Farkındayım, susuyorum hâlâ, unutmak istediğim hiçbir şeyi unutamıyorum ve kendimden kaçarken, bir tren garında yine kendime yakalanıp, kaçamıyorum. 

Geçitten geçtim. Karanlığın ayazında hüzünle yürüyorum. Ben niye buraya geldim? Çünkü aynalara bakmaktan nefret ettim, saçımı taramaktan, yüzümü yıkamaktan, tırnaklarımı kesmekten, banyo yapmaktan, dişlerimi fırçalamaktan bıktım. Yemek yemek bile istemiyorum, şu sıralar bana bu bile çok anlamsız bir meşgale olarak geliyor. O yüzden tam on kilo vermişim, basküller öyle diyor. 

Yazık etmişim kendime, başkaları içinse; tüh tüh, vah vah çekmek yerine, artık bazı biten şeylerimden bahsetmek gerekiyor belki de. Olacak iş değil. 

Bu şekilde kalmalıyım. Sabahında akşamında ağlamalıyım, belki bırakmalıyım tüm her şeyi. Trenin kaçtığının farkındayım, şimdi bir daha geri dönmek olmaz. Ya cesaret edemiyorum kaçmaya, ya da onun olmadığı bir şehir bana tamamen boş gelir diye korkuyorum. Zaten onsuz yabancıyım bu şehre, bir de başka yabancı şehire gitmeyeyim. Yalancı tarafım kandırıyor beni işte. Gece üzerime üzerime geliyor. Ben Tuzla istasyonundayım, hava öylesine soğuk ki iliklerime kadar üşüyorum. 

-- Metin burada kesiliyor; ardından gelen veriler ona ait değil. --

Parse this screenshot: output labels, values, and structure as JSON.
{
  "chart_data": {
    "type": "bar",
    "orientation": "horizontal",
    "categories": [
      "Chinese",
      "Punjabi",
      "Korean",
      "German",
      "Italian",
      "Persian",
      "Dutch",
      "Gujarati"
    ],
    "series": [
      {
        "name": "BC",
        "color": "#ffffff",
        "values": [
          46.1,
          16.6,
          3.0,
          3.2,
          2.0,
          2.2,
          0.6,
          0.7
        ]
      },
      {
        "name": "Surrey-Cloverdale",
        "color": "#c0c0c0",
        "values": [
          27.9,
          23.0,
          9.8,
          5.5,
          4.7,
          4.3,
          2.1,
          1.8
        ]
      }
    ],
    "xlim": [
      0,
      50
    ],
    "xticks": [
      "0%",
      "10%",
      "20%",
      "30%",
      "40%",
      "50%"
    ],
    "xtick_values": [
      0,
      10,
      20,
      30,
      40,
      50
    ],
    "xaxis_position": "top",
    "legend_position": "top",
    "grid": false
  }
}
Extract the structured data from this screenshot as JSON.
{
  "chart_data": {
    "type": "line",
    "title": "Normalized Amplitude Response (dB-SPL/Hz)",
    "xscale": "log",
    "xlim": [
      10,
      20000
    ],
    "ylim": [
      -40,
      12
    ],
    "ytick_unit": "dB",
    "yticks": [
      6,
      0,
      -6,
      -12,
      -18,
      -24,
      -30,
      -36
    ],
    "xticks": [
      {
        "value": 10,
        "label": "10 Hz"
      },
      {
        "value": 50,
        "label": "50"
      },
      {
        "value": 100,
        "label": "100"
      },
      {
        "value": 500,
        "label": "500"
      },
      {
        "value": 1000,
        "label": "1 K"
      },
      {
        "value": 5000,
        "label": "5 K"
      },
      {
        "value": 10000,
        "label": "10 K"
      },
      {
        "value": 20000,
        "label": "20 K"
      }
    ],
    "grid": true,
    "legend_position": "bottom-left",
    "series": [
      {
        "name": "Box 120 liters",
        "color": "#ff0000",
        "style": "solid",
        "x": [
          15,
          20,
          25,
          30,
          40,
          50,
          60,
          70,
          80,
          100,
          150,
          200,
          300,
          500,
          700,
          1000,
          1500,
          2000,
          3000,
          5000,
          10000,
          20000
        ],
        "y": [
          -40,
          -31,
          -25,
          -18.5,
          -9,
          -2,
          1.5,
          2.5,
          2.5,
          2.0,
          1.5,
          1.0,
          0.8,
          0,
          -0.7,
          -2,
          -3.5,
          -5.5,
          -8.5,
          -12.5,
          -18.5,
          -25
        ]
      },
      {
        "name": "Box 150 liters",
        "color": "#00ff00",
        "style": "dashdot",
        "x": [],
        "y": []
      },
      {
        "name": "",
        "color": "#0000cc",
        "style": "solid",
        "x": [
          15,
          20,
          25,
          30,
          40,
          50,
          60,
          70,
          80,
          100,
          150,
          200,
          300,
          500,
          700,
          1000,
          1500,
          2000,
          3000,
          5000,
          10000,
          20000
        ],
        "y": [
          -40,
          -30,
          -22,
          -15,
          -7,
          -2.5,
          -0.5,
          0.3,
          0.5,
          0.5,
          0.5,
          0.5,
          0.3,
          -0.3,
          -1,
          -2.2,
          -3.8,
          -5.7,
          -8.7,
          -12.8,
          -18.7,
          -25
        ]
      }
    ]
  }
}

Bu istasyonların yollarını bile bilmezdim ben, sağ olsun O öğretti. Gerçi o da bilemezdi benim bir gece vakti kalkıp, bavulumu da elime alıp bu şehirden kaçmak için buraya geleceğimi. Bu şehirden kaçmak, deli gibi! İçimden bir ses, “Sen hani bu şehri çok severdin?” Diye soruyor. Arsız tarafım hemen cevap veriyor, “Sen bu şehirden kaçmıyorsun ki, O’ndan kaçıyorsun.”

Daha önce bir kez binmiştim trene, Tuzla’dan Gebze’ye gitmiştim. Trenin içi çok sıcaktı, insanları ise bir hayli garip! Şu an kim bilir kaçıncı uykusundadır? İçimden “Tamam bu son kez” diyerek telefonuma bakıyorum. Telefonum, benim yalnızlığımı yüzüme vuruyor sanki sus pus olmuş bu gece vakti. Ne arayan var, ne de soran! Umutsuz tarafım yüzüme vuruyor. "Sen busun işte kızım, sen busun!"

Ve sonunda eve gitmeyi planlıyorum, Tuzla’dayım. Buradan Kozyatağı’na nasıl gidilir? Buranın yabancısıyım aslında, Anadolu yakasında doğdum büyüdüm ama buranın yabancısıyım işte! 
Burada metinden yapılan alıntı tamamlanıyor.